As of 2021, Istomina is one of the most famous DJs in Moscow. She was the only Russian music blogger cooperating with Apple Music, for which she prepares exclusive playlists. In December 2019, Karina Istomina and Xenia Dukalis released the album Trendy Snakes (Подкомодные змеи, Podkomodnye zmei) in the genre of female alternative rap under the label ASC.

From 2019 to 2021 she was a co-host of the Girlfriends (Подруги, Podrugi) show on the YouTube channel Gentle Editor (Нежный редактор, Nezhny redaktor) together with Tatiana Mingalimova, Xenia Dukalis and Tatiana Starikova, where they have been discussing feminism, self-esteem, bullying, sex and other topics with experts and guest stars.

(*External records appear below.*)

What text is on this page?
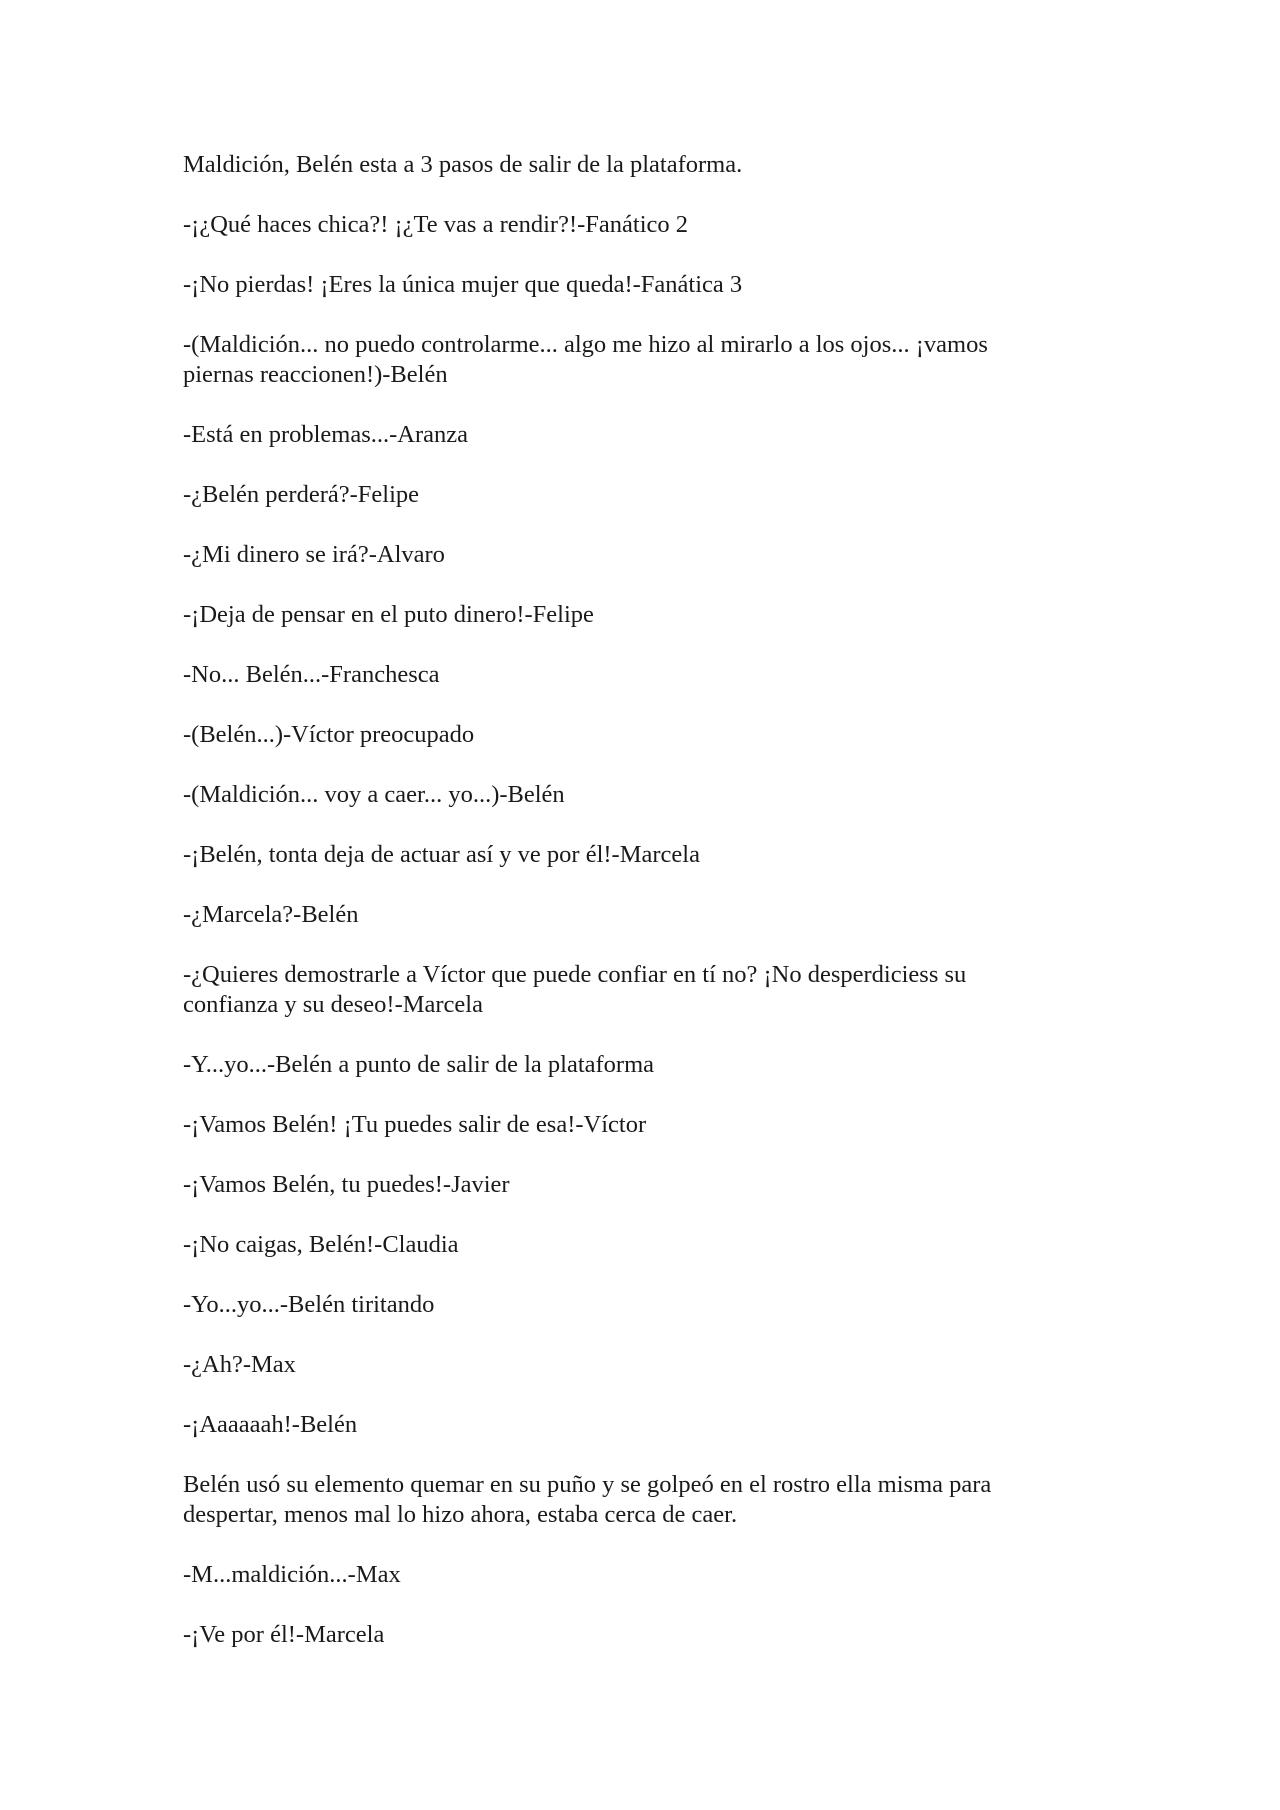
Maldición, Belén esta a 3 pasos de salir de la plataforma.

-¡¿Qué haces chica?! ¡¿Te vas a rendir?!-Fanático 2

-¡No pierdas! ¡Eres la única mujer que queda!-Fanática 3

-(Maldición... no puedo controlarme... algo me hizo al mirarlo a los ojos... ¡vamos piernas reaccionen!)-Belén

-Está en problemas...-Aranza

-¿Belén perderá?-Felipe

-¿Mi dinero se irá?-Alvaro

-¡Deja de pensar en el puto dinero!-Felipe

-No... Belén...-Franchesca

-(Belén...)-Víctor preocupado

-(Maldición... voy a caer... yo...)-Belén

-¡Belén, tonta deja de actuar así y ve por él!-Marcela

-¿Marcela?-Belén

-¿Quieres demostrarle a Víctor que puede confiar en tí no? ¡No desperdiciess su confianza y su deseo!-Marcela

-Y...yo...-Belén a punto de salir de la plataforma

-¡Vamos Belén! ¡Tu puedes salir de esa!-Víctor

-¡Vamos Belén, tu puedes!-Javier

-¡No caigas, Belén!-Claudia

-Yo...yo...-Belén tiritando

-¿Ah?-Max

-¡Aaaaaah!-Belén

Belén usó su elemento quemar en su puño y se golpeó en el rostro ella misma para despertar, menos mal lo hizo ahora, estaba cerca de caer.

-M...maldición...-Max

-¡Ve por él!-Marcela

In February 2021 Istomina started a new show on TikTok the Musical Thursday (Музыкальный четверг, Muzykal'ny chetverg). In April 2021 Istomina launched the YouTube project It's easier to Cope (Справиться проще, Spravitsya proshe), dedicated to mental health problems.

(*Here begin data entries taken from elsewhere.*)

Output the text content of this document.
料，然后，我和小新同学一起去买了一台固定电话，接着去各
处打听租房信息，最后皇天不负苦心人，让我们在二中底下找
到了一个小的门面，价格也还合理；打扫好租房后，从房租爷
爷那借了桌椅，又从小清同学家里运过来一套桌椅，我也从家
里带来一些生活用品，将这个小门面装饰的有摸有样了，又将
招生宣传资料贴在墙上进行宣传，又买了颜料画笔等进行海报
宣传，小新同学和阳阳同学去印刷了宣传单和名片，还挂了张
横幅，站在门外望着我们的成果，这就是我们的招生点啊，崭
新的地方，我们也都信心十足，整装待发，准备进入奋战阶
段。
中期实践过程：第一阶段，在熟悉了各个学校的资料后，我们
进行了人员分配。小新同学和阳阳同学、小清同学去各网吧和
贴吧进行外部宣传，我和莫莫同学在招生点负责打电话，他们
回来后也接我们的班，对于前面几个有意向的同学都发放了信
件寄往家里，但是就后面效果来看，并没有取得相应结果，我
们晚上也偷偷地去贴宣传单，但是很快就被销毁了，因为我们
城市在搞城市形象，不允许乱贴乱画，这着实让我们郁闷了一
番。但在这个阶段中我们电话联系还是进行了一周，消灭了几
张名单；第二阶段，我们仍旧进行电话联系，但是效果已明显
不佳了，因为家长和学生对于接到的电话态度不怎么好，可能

In March 2022 Russia moved to block access to Instagram and thereby a major source of income for influencers including Istomina. She reacted saying, "To be honest with you, I am absolutely devastated that I am losing my page. I ran my profile for over 10 years. Most likely I will have to find new sources of income, will have to rediscover myself."

Karina Istomina on the show "THERE IS A THEME" (Russian: "ЕСТЬ ТЕМА")

== Personal life ==
In 2021 Istomina publicly announced her drug addiction, craving for self-harm and mental problems.

In June 2023 Istomina married a striker for Dynamo Moscow and the Russian national football team Fyodor Smolov. On the 15th of November of the same year the couple had a daughter named Laura.